Phillips: Letter to Bar Council

The Legal Services Board (LSB) has given the Bar Council a slap on the wrist for the comments it made in a Legal Futures article about staffing levels at the oversight regulator.

We reported last month the Bar Council’s response to plans by the LSB to introduce systematic monitoring of regulatory independence to ensure that approved regulators obey its revised internal governance rules.

The Bar Council said it was “mindful of the fact” that the LSB was funded by the profession: “Consequently, we question whether it is necessary for the LSB to recruit two new members of staff, as we believe they are doing, to do this task and whether instead, the function could be fulfilled using existing resources.

“This is particularly pertinent considering the pressure that barristers are currently experiencing on their earning capacity as a result of restrictions on their work caused by coronavirus.”

In sending over the consultation response, the Bar Council flagged up this concern in the covering email as the main point of interest.

Legal Futures understands that the advertisement for two regulatory policy managers was actually filling existing roles, rather than creating new ones.
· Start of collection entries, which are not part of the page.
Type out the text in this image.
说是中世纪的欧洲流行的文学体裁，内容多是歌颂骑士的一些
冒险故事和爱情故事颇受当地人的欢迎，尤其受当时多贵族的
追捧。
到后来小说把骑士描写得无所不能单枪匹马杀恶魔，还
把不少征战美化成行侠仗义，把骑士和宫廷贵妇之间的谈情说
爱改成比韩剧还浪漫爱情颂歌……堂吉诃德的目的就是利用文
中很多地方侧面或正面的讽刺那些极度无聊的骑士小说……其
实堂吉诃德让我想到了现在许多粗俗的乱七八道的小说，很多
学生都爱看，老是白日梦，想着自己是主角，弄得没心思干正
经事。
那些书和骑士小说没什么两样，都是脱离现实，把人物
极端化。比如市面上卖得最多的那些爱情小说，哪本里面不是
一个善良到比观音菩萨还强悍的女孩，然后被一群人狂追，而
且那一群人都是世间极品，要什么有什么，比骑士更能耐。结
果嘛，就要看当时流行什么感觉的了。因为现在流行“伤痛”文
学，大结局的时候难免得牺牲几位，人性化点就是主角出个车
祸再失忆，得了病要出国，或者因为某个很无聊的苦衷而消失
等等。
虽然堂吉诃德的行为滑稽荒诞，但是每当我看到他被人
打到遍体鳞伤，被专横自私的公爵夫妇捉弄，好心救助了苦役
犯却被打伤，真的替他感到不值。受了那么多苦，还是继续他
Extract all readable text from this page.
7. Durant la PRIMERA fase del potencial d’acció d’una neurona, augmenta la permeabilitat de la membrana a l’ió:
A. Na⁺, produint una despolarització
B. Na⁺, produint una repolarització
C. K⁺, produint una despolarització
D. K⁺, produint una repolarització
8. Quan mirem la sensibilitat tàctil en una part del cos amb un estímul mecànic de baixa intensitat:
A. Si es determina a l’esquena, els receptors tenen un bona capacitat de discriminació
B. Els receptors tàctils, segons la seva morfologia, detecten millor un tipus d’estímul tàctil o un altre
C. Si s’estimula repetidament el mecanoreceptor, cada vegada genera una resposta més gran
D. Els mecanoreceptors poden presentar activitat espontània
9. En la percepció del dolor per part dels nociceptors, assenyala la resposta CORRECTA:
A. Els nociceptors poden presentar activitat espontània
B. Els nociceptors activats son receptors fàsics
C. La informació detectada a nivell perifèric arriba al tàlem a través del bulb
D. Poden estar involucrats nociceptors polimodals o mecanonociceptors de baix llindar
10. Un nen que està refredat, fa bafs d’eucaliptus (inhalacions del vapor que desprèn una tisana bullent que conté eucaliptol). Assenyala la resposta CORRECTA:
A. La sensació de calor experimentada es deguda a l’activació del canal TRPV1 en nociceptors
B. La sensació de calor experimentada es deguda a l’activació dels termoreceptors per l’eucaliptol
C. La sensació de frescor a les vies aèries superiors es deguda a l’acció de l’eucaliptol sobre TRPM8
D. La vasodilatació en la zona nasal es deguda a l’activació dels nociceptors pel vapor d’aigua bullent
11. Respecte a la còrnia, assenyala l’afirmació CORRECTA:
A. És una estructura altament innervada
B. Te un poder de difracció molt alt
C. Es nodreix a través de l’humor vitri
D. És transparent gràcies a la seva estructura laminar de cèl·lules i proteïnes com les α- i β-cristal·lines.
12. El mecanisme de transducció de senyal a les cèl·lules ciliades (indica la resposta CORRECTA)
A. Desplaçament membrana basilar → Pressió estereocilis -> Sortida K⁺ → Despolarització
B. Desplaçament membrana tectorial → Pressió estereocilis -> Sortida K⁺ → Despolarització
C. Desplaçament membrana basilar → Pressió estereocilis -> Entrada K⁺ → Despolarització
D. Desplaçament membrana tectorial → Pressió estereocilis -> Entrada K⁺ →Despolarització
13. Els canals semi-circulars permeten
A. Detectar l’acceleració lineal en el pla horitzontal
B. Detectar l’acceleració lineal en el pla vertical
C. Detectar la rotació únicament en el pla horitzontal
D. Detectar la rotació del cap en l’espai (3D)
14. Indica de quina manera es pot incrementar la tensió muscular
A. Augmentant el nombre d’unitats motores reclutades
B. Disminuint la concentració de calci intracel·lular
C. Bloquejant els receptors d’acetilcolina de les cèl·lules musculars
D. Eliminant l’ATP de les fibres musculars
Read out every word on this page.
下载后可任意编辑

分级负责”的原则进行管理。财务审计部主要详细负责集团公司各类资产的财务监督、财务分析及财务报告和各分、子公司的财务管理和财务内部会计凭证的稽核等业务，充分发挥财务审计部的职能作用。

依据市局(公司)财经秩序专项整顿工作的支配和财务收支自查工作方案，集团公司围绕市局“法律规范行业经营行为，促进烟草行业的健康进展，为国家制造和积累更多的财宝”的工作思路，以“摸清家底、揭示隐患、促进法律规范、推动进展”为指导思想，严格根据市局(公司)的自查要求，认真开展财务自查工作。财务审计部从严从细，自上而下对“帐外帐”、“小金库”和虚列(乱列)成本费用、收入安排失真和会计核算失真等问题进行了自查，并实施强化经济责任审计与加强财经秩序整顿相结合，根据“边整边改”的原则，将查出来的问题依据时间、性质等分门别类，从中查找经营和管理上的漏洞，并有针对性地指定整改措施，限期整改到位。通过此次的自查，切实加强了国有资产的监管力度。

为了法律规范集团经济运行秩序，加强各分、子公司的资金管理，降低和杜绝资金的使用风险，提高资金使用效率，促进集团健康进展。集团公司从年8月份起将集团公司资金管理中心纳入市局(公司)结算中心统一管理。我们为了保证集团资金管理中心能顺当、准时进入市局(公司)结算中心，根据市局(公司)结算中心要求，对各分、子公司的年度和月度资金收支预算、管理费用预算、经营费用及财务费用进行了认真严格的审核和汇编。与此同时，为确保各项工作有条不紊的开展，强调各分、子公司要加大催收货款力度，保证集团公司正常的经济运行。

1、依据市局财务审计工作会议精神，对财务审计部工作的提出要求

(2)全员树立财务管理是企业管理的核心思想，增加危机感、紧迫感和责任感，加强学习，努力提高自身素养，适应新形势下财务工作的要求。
According to the report of LSB chief executive Matthew Hill to its subsequent board meeting, chair Dr Helen Phillips wrote to her counterpart at the Bar Council, Amanda Pinto QC, following publication of the article.

Mr Hill recorded: “The chair stated her concern that the Bar Council had chosen to raise its question about LSB recruitment through the media rather than first approach the LSB.

“The LSB pointed out the factual errors in the Bar Council’s understanding to the publication.

“The LSB does not consider the Covid-19 crisis to be a reason to reduce resources focused on protecting consumers and those who need legal services, particularly as those needs are likely to intensify in some areas as a result of Covid-19.”

A Bar Council spokesman said: “We first raised our views directly with the LSB through our response to its consultation and received no communication on the subject thereafter.

“As with all of our consultation responses, we publish them on our website after we have submitted them to the organisation carrying out the consultation.”

He said there was no reason to hide responses to LSB consultations, “critical or otherwise”, from public view.